Although it is aimed towards families, you should be aware that dozens of things happen which may be scary for younger viewers. Numerous creatures come alive terrorizing the citizens of Camelot and killing many of them. Magic is the driving force and Merlin is often using it, but only for good. Some evil magicians do rise who pose threats. There are one or two near executions. If I had to pick on one real failing of the series it would be the special effects. Most the time, they are obviously not well done, most especially the interaction with the Great Dragon (voiced by John Hurt); the scenes just look “fake.” The costuming is… interesting to say the least. It is a blend of overt modern and ancient times. Most the time, I am raving against it because it all looks way too relatable to today’s clothing but that doesn’t mean that the gowns aren’t gorgeous! Several look made of silk material and are far brighter than usual. Mainly where it suffers is in the accessories -- the jewelry doesn’t look rustic, if there even were jewels worn as depicted, and the men wear a lot of leather.
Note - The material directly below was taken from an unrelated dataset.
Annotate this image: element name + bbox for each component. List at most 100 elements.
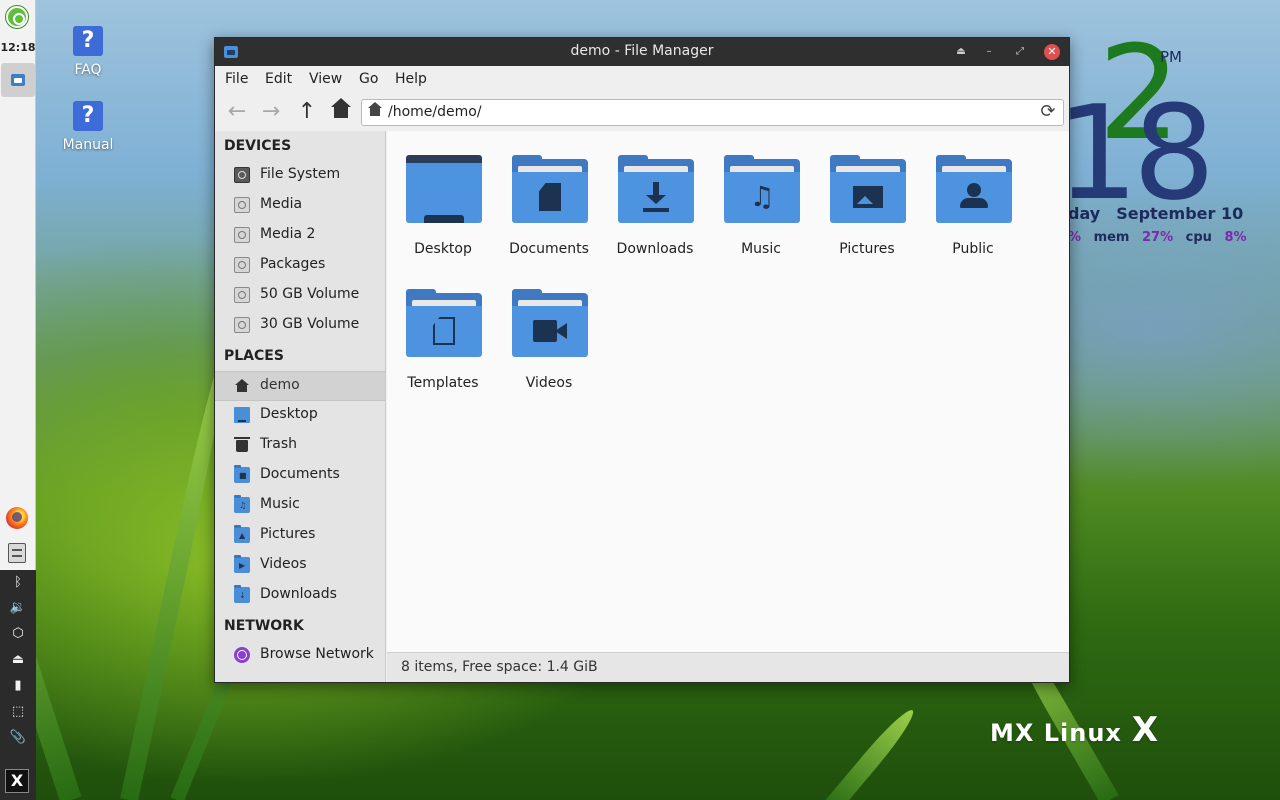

The bulk of the series is meant for a younger crowd and maintains a fresh-faced cast, which is likely where they get off in dressing their actors in such modern-leaning clothing.
I just cannot find much to take issue with about this series -- I find myself enjoying it far too much for that. Humor has a better control this time and it effortlessly merges into something of greater import -- such as Arthur’s attempt to cook turning into a realization nothing could happen between he and Gwen. One of the sweetest episodes finds Merlin experiencing the blush of first love, and while it does get a little “creepy” (circumstances surrounding his lady), the end manages to be touching as does the finale plus “Sweet Dreams” is a laugh a minute. Casting was well done and I am glad that no one has left yet but new faces have become regulars, such as Emilia Fox while Charles Dance (Mr. Tulkinghorn from Bleak House) guest stars. By far, this is my favorite take on the popular fable. For the most part it is clean and the scripts take us farther back than most Camelot legends thus far have.